SALT LAKE CITY — Legislation that would overhaul the governance of public education in the state will be heard by lawmakers again next session.
Sen. Stuart Reid, R-Ogden, sponsored a nearly identical proposal last year that didn't gain enough momentum to pass. Reid told an interim education committee Wednesday that he plans to push his legislation forward again next session.
His proposal would amend the Utah Constitution by taking the constitutional authority for controlling and supervising education away from the State Board of Education and give it instead to the governor. The Legislature would still be responsible for maintaining and funding education under the proposal.
"We don't listen to the executive branch when it comes to education because they do not have a role," Reid said. "We do not have any overarching authority or governance."
Because the governor currently has no say, the responsibilities of the State School Board and Legislative branch aren't clearly delineated, Reid said. What's more, without an executive leader, the higher education system, public education system and applied technology colleges tend to compete for funding and don't work well together.
Consequently, a piecemeal approach is taken, and educators have to deal with the aftermath, he said. More than 200 bills were drafted during the last legislative session related to education.
"I think education is really disadvantaged because of our system of governance," Reid said. "(Educators) are often put upon by 105 people who are trying to be school board members.

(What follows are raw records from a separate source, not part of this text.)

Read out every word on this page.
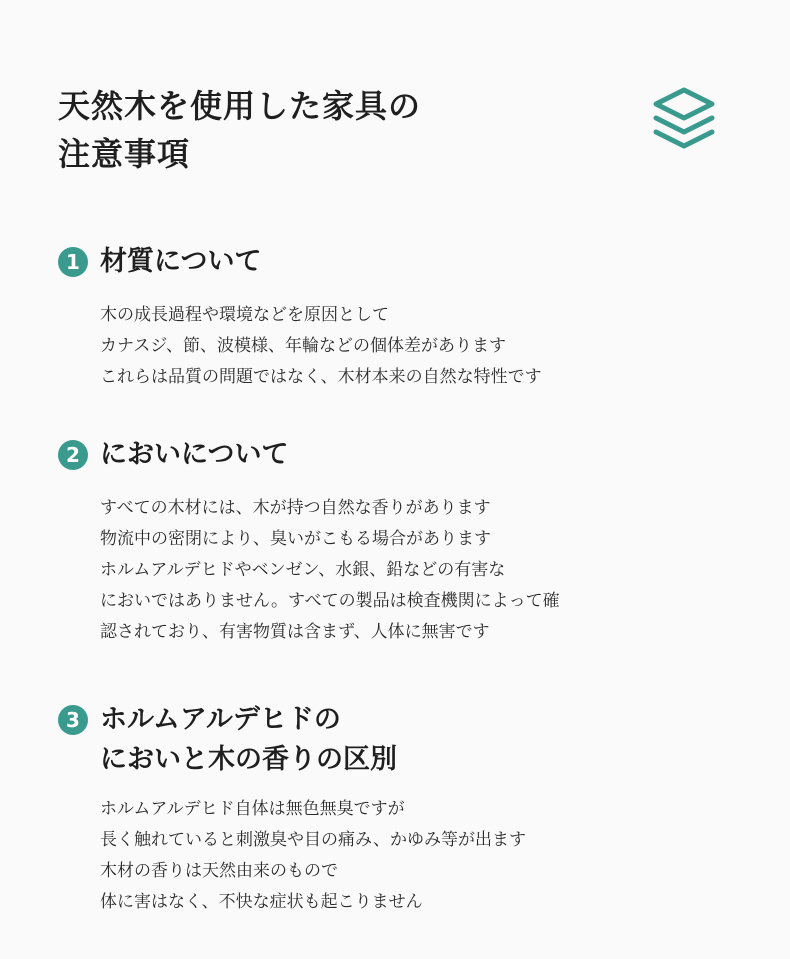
天然木を使用した家具の
注意事項
1 材質について

木の成長過程や環境などを原因として

カナスジ、節、波模様、年輪などの個体差があります

これらは品質の問題ではなく、木材本来の自然な特性です

2 においについて

すべての木材には、木が持つ自然な香りがあります

物流中の密閉により、臭いがこもる場合があります

ホルムアルデヒドやベンゼン、水銀、鉛などの有害な

においではありません。すべての製品は検査機関によって確

認されており、有害物質は含まず、人体に無害です

3 ホルムアルデヒドの
においと木の香りの区別

ホルムアルデヒド自体は無色無臭ですが

長く触れていると刺激臭や目の痛み、かゆみ等が出ます

木材の香りは天然由来のもので

体に害はなく、不快な症状も起こりません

Reid's proposal would need to pass both the state House and Senate with a two-thirds majority and then be approved by voters in a general election year before it could be implemented.
Rep. Jim Nielson, R-Bountiful, said there is already a balance of powers, and the governor doesn't need more control.
"I feel like that is shirking our duty and is shrinking our responsibility and enlarging the governor's," Nielson said.
Reid said some of the highest-quality education states in the nation are under the direction of the governor. He said his legislation would allow the governor create a state department of education with a governor-appointed director.
Sen. Howard Stephenson, R-Draper, said he supports Reid's legislation and doesn't see it as a criticism of the State School Board or other education leaders, but rather a criticism of the current structure.
"I think what we've created is a system that gives the most important function of government … short shrift because we don't have a department of education that has cabinet power to argue," he said.
Stephenson said Utah's education system should run like all other aspects of state government rather than being an exception.
"We have created this really unusual aberration," he said. "I think education would be brought up to a higher level of commitment for funding and commitment for accountability if the buck stopped with the governor."
Reid said he isn't as concerned with the specific organizational structure that will be implemented should his legislation pass, but Stephenson recommended Reid come up with a framework so lawmakers and voters would have an idea of how a state department of education might function if the amendment passed.
"Until we know how this constitutional amendment would actually be applied in statute," Stephenson said, "we're kind of talking about theory."